20. 12); "Whosoever curseth his father or his mother" (Lev. 20. 9);
"Ye shall fear every man his mother and his father" (Lev. 19. 3);
"Children, obey your parents" (Eph. 6. 1), etc., is the style of the Old and New Testament.
53. Had but this one thing been well considered without looking any deeper into the matter, it might perhaps have kept men from running into those gross mistakes they have made about this power of parents, which however it might without any great harshness bear the name of absolute dominion and regal authority, when under the title of "paternal" power, it seemed appropriated to the father; would yet have sounded but oddly, and in the very name shown the absurdity, if this supposed absolute power over children had been called parental, and thereby discovered that it belonged to the mother too. For it will but very ill serve the turn of those men who contend so much for the absolute power and authority of the fatherhood, as they call it, that the mother should have any share in it.
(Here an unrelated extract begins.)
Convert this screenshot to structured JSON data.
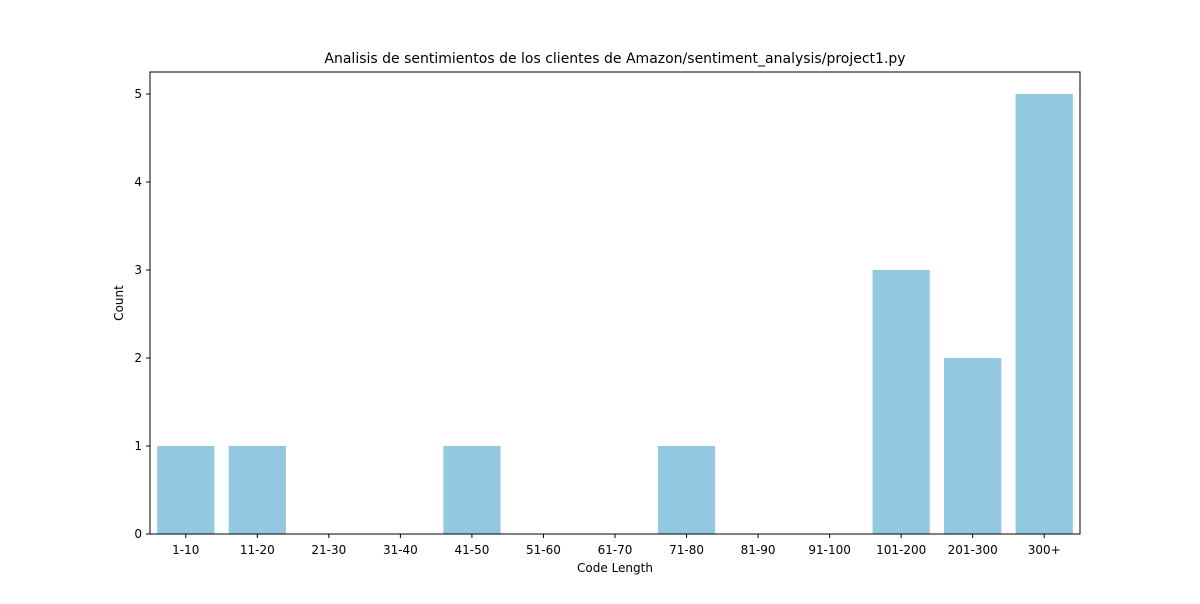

And it would have but ill supported the monarchy they contend for, when by the very name it appeared that that fundamental authority from whence they would derive their government of a single person only was not placed in one, but two persons jointly. But to let this of names pass.
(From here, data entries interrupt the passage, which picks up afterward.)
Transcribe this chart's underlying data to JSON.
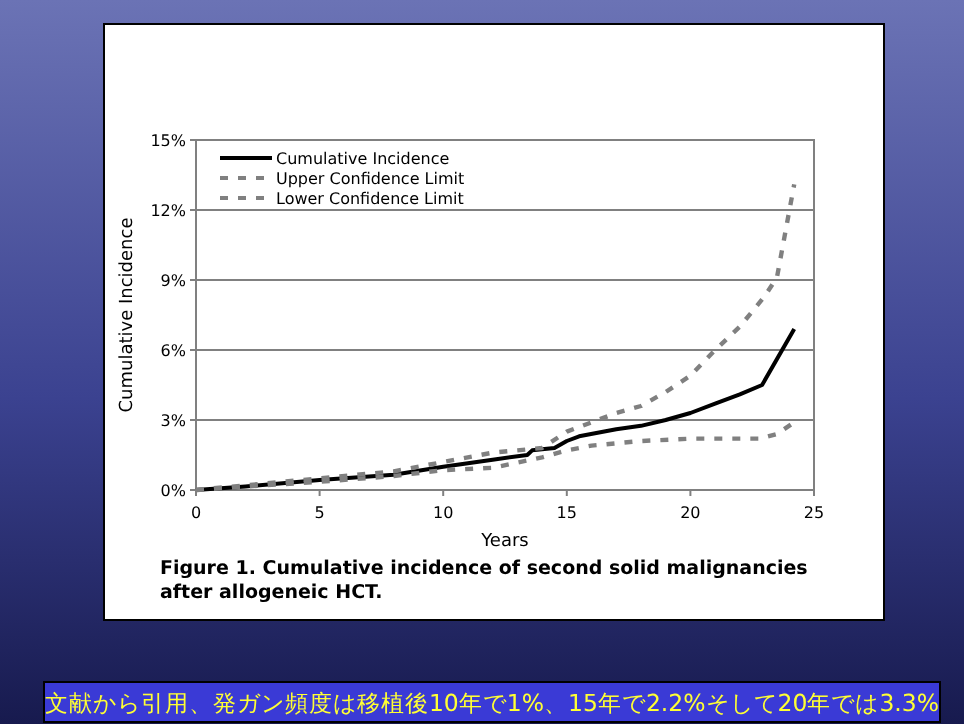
{
  "chart_data": {
    "type": "line",
    "title": "Figure 1. Cumulative incidence of second solid malignancies after allogeneic HCT.",
    "xlabel": "Years",
    "ylabel": "Cumulative Incidence",
    "annotations": [
      "文献から引用、発ガン頻度は移植後10年で1%、15年で2.2%そして20年では3.3%"
    ],
    "xlim": [
      0,
      25
    ],
    "xticks": [
      0,
      5,
      10,
      15,
      20,
      25
    ],
    "ylim": [
      0,
      15
    ],
    "yticks": [
      {
        "value": 0,
        "label": "0%"
      },
      {
        "value": 3,
        "label": "3%"
      },
      {
        "value": 6,
        "label": "6%"
      },
      {
        "value": 9,
        "label": "9%"
      },
      {
        "value": 12,
        "label": "12%"
      },
      {
        "value": 15,
        "label": "15%"
      }
    ],
    "grid": "y",
    "legend": "top left",
    "marker": "none",
    "series": [
      {
        "name": "Cumulative Incidence",
        "color": "#000000",
        "line_style": "solid",
        "x": [
          0,
          2,
          5,
          8,
          10,
          12,
          13.4,
          13.6,
          14.5,
          15,
          15.5,
          17,
          18,
          19,
          20,
          21,
          22,
          22.9,
          24.2
        ],
        "values": [
          0,
          0.15,
          0.43,
          0.65,
          1.0,
          1.3,
          1.5,
          1.7,
          1.8,
          2.1,
          2.3,
          2.6,
          2.75,
          3.0,
          3.3,
          3.7,
          4.1,
          4.5,
          6.9
        ]
      },
      {
        "name": "Upper Confidence Limit",
        "color": "#808080",
        "line_style": "dashed",
        "x": [
          0,
          2,
          5,
          8,
          10,
          12,
          14,
          15,
          16,
          17,
          18,
          19,
          20,
          21,
          22,
          23,
          23.5,
          24.2
        ],
        "values": [
          0,
          0.2,
          0.5,
          0.8,
          1.2,
          1.6,
          1.8,
          2.5,
          2.9,
          3.3,
          3.6,
          4.2,
          4.9,
          6.0,
          7.0,
          8.3,
          9.1,
          13.1
        ]
      },
      {
        "name": "Lower Confidence Limit",
        "color": "#808080",
        "line_style": "dashed",
        "x": [
          0,
          2,
          5,
          8,
          10,
          12,
          14,
          15,
          16,
          18,
          20,
          22.8,
          23.5,
          24.2
        ],
        "values": [
          0,
          0.15,
          0.35,
          0.6,
          0.85,
          0.95,
          1.4,
          1.7,
          1.9,
          2.1,
          2.2,
          2.2,
          2.4,
          2.9
        ]
      }
    ]
  }
}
54. Though I have said above (2) "That all men by nature are equal,"
I cannot be supposed to understand all sorts of "equality." Age or virtue may give men a just precedency. Excellency of parts and merit may place others above the common level. Birth may subject some, and alliance or benefits others, to pay an observance to those to whom Nature, gratitude, or other respects, may have made it due; and yet all this consists with the equality which all men are in respect of jurisdiction or dominion one over another, which was the equality I there spoke of as proper to the business in hand, being that equal right that every man hath to his natural freedom, without being subjected to the will or authority of any other man.
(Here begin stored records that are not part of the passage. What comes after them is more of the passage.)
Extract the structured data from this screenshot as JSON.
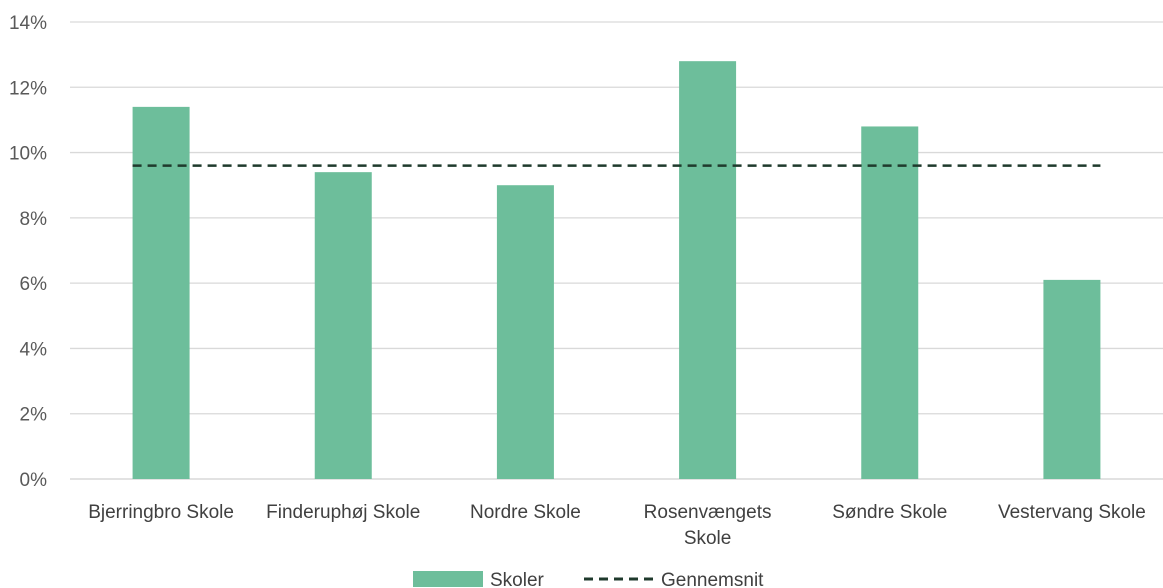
{
  "chart_data": {
    "type": "bar",
    "categories": [
      "Bjerringbro Skole",
      "Finderuphøj Skole",
      "Nordre Skole",
      "Rosenvængets Skole",
      "Søndre Skole",
      "Vestervang Skole"
    ],
    "category_lines": [
      [
        "Bjerringbro Skole"
      ],
      [
        "Finderuphøj Skole"
      ],
      [
        "Nordre Skole"
      ],
      [
        "Rosenvængets",
        "Skole"
      ],
      [
        "Søndre Skole"
      ],
      [
        "Vestervang Skole"
      ]
    ],
    "series": [
      {
        "name": "Skoler",
        "type": "bar",
        "values": [
          11.4,
          9.4,
          9.0,
          12.8,
          10.8,
          6.1
        ],
        "color": "#6dbe9b"
      },
      {
        "name": "Gennemsnit",
        "type": "line",
        "style": "dashed",
        "values": [
          9.6,
          9.6,
          9.6,
          9.6,
          9.6,
          9.6
        ],
        "color": "#1f3a2c"
      }
    ],
    "ylim": [
      0,
      14
    ],
    "yticks": [
      0,
      2,
      4,
      6,
      8,
      10,
      12,
      14
    ],
    "ytick_labels": [
      "0%",
      "2%",
      "4%",
      "6%",
      "8%",
      "10%",
      "12%",
      "14%"
    ],
    "grid": true,
    "legend": "bottom",
    "title": "",
    "xlabel": "",
    "ylabel": ""
  }
}
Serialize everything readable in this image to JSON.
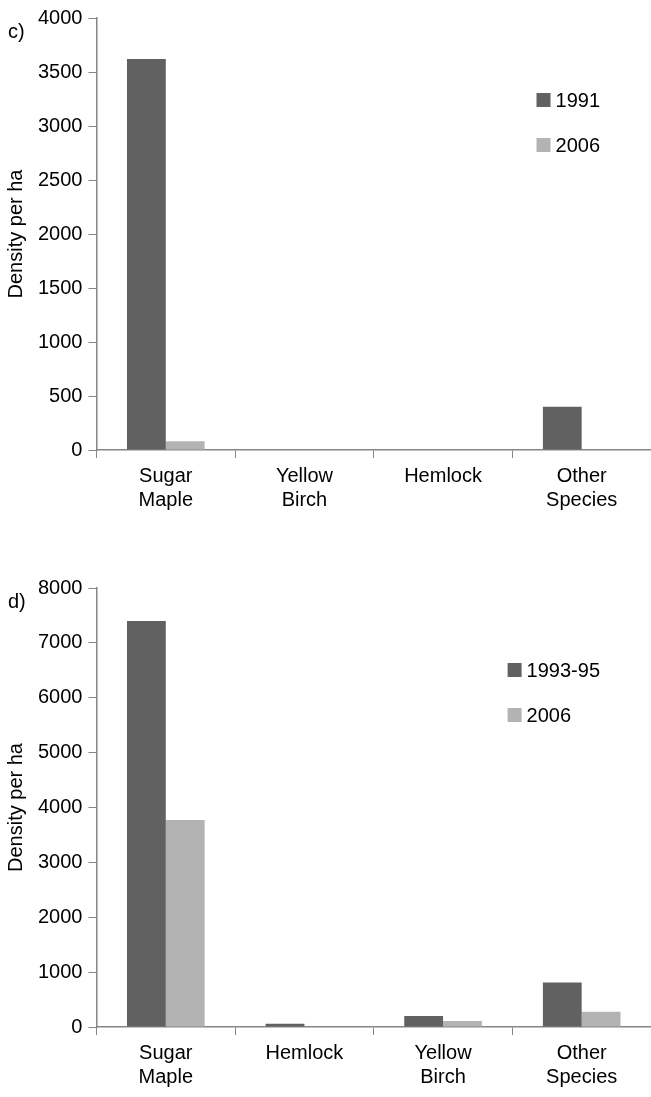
{
  "chart_data": [
    {
      "type": "bar",
      "annotations": [
        "c)"
      ],
      "ylabel": "Density per ha",
      "categories": [
        "Sugar Maple",
        "Yellow Birch",
        "Hemlock",
        "Other Species"
      ],
      "series": [
        {
          "name": "1991",
          "color": "#616161",
          "values": [
            3620,
            0,
            0,
            400
          ]
        },
        {
          "name": "2006",
          "color": "#b3b3b3",
          "values": [
            80,
            0,
            0,
            0
          ]
        }
      ],
      "ylim": [
        0,
        4000
      ],
      "yticks": [
        0,
        500,
        1000,
        1500,
        2000,
        2500,
        3000,
        3500,
        4000
      ],
      "grid": false,
      "legend": "top right"
    },
    {
      "type": "bar",
      "annotations": [
        "d)"
      ],
      "ylabel": "Density per ha",
      "categories": [
        "Sugar Maple",
        "Hemlock",
        "Yellow Birch",
        "Other Species"
      ],
      "series": [
        {
          "name": "1993-95",
          "color": "#616161",
          "values": [
            7400,
            60,
            200,
            810
          ]
        },
        {
          "name": "2006",
          "color": "#b3b3b3",
          "values": [
            3770,
            10,
            110,
            280
          ]
        }
      ],
      "ylim": [
        0,
        8000
      ],
      "yticks": [
        0,
        1000,
        2000,
        3000,
        4000,
        5000,
        6000,
        7000,
        8000
      ],
      "grid": false,
      "legend": "top right"
    }
  ]
}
55. Children, I confess, are not born in this full state of equality, though they are born to it. Their parents have a sort of rule and jurisdiction over them when they come into the world, and for some time after, but it is but a temporary one. The bonds of this subjection are like the swaddling clothes they are wrapt up in and supported by in the weakness of their infancy. Age and reason as they grow up loosen them, till at length they drop quite off, and leave a man at his own free disposal.
56. Adam was created a perfect man, his body and mind in full possession of their strength and reason, and so was capable from the first instance of his being to provide for his own support and preservation, and govern his actions according to the dictates of the law of reason God had implanted in him. From him the world is peopled with his descendants, who are all born infants, weak and helpless, without knowledge or understanding. But to supply the defects of this imperfect state till the improvement of growth and age had removed them, Adam and Eve, and after them all parents were, by the law of Nature, under an obligation to preserve, nourish and educate the children they had begotten, not as their own workmanship, but the workmanship of their own Maker, the Almighty, to whom they were to be accountable for them.
57. The law that was to govern Adam was the same that was to govern all his posterity, the law of reason. But his offspring having another way of entrance into the world, different from him, by a natural birth, that produced them ignorant, and without the use of reason, they were not presently under that law. For nobody can be under a law that is not promulgated to him; and this law being promulgated or made known by reason only, he that is not come to the use of his reason cannot be said to be under this law; and Adam's children being not presently as soon as born under this law of reason, were not presently free. For law, in its true notion, is not so much the limitation as the direction of a free and intelligent agent to his proper interest, and prescribes no farther than is for the general good of those under that law. Could they be happier without it, the law, as a useless thing, would of itself vanish; and that ill deserves the name of confinement which hedges us in only from bogs and precipices. So that however it may be mistaken, the end of law is not to abolish or restrain, but to preserve and enlarge freedom. For in all the states of created beings, capable of laws, where there is no law there is no freedom. For liberty is to be free from restraint and violence from others, which cannot be where there is no law; and is not, as we are told, "a liberty for every man to do what he lists."
For who could be free, when every other man's humour might domineer over him? But a liberty to dispose and order freely as he lists his person, actions, possessions, and his whole property within the allowance of those laws under which he is, and therein not to be subject to the arbitrary will of another, but freely follow his own.